Two important quality measures CMS wants to exclude providers from reporting are pneumococcal and influenza vaccines. Our data clearly shows that more vaccines means fewer patients going to the hospital and fewer pneumonia-related deaths. Within 12 months, we increased our influenza and pneumococcal vaccine rates by 43 percent and 17.6 percent, respectively, and reduced pneumonia hospitalizations by 25 percent.

According to the Centers for Disease Control (CDC), pneumonia and influenza are the third most common causes of admission for seniors. Ten percent of patients do not recover from the illnesses. With 55.5 million Medicare patients in 2015, one-third did not receive the recommended vaccinations, resulting in 674,000 avoidable visits to the Emergency Department (ED) and hospital, and 50,622 avoidable deaths. The bottom line is Medicare patient’s lives are being saved because ACOs are required to report on quality.

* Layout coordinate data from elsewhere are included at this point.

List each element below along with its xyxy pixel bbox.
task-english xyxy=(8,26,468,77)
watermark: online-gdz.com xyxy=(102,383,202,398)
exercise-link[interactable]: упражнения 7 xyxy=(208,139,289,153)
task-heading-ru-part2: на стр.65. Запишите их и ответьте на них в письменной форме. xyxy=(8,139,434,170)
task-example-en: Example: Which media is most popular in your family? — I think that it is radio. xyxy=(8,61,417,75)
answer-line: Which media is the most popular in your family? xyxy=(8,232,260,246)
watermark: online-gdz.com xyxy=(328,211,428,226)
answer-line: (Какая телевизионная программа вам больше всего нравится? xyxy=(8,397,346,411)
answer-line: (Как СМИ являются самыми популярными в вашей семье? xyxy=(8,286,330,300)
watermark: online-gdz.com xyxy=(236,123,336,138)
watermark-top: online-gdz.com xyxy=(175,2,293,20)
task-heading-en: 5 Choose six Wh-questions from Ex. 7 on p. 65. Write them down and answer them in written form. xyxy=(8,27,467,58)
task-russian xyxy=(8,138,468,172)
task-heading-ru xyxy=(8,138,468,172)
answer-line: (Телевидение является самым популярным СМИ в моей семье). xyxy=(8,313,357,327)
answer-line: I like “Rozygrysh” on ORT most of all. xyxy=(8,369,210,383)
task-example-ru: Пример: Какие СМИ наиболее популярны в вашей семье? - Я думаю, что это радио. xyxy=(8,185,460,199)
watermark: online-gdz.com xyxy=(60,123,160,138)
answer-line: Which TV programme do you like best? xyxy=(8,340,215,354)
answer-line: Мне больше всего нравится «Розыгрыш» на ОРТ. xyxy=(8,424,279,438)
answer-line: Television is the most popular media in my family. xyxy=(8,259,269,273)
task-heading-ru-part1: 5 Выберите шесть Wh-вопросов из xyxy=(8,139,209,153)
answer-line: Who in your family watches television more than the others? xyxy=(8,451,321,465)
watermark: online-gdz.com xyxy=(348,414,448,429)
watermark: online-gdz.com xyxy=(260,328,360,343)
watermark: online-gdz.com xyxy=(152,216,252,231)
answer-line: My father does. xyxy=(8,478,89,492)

The proposed increase of the low-volume threshold may have unintended consequences of encouraging exempted physicians to abandon their EHRs.

The foundation for what developed into the Office of the National Coordinator for Health Information Technology (ONC) was laid during President George W. Bush’s administration.

Following President Barack Obama’s signing into law of the American Recovery and Reinvestment Act (ARRA) in 2010, Meaningful Use incentives were established. As of June 2017, more than 531,100 health care providers received payment for participating in the Medicare and Medicaid Electronic Health Record Incentive Programs, spending $37 billion. This investment allowed the US health care system to create the foundation for integrating health care and breaking down silos of information, although true interoperability remains elusive.

EHRs are neither perfect, nor universally loved and accepted by clinicians, but they are a critical component of delivery system reform. The Medicare Access and CHIP Reauthorization Act of 2015 (MACRA) ended the Meaningful Use program for ambulatory clinicians. When two-thirds of clinicians are excluded from MACRA they are also excluded from Meaningful Use.

There will no longer be financial incentives for clinicians to purchase, upgrade or maintain their EHRs. Only 35 percent of clinicians used an EHR in 2007. With the implementation of EHR incentives and penalties in 2009, 87 percent of all clinicians used an EHR by 2015. Providers who are excluded from MIPS will not be required to use EHRs or be eligible for EHR incentives.

Additionally, if clinicians are excluded from MIPS, their payment is essentially frozen at 2015 levels, with annual increases between zero and .75 percent — not enough to keep up with inflation. By 2026, a clinician’s purchasing power will decline by at least 18 percent if they are excluded from MIPS, assuming a two percent inflation rate.

The exclusion of two-thirds of all providers from MIPS will harm patients, providers, and taxpayers. CMS can simplify reporting using outcomes data and claims data, lowering advancing care information requirements to simply using a certified EHR, and allowing all clinicians to participate in a reasonable, balanced program that protects patients and continues to improve the effectiveness of our health care delivery system.

Lynn Barr, MPH, is the Chief Executive Officer of Caravan Health, leading the development and execution of nationwide programs that bring better care to patients and help health care providers achieve financial success.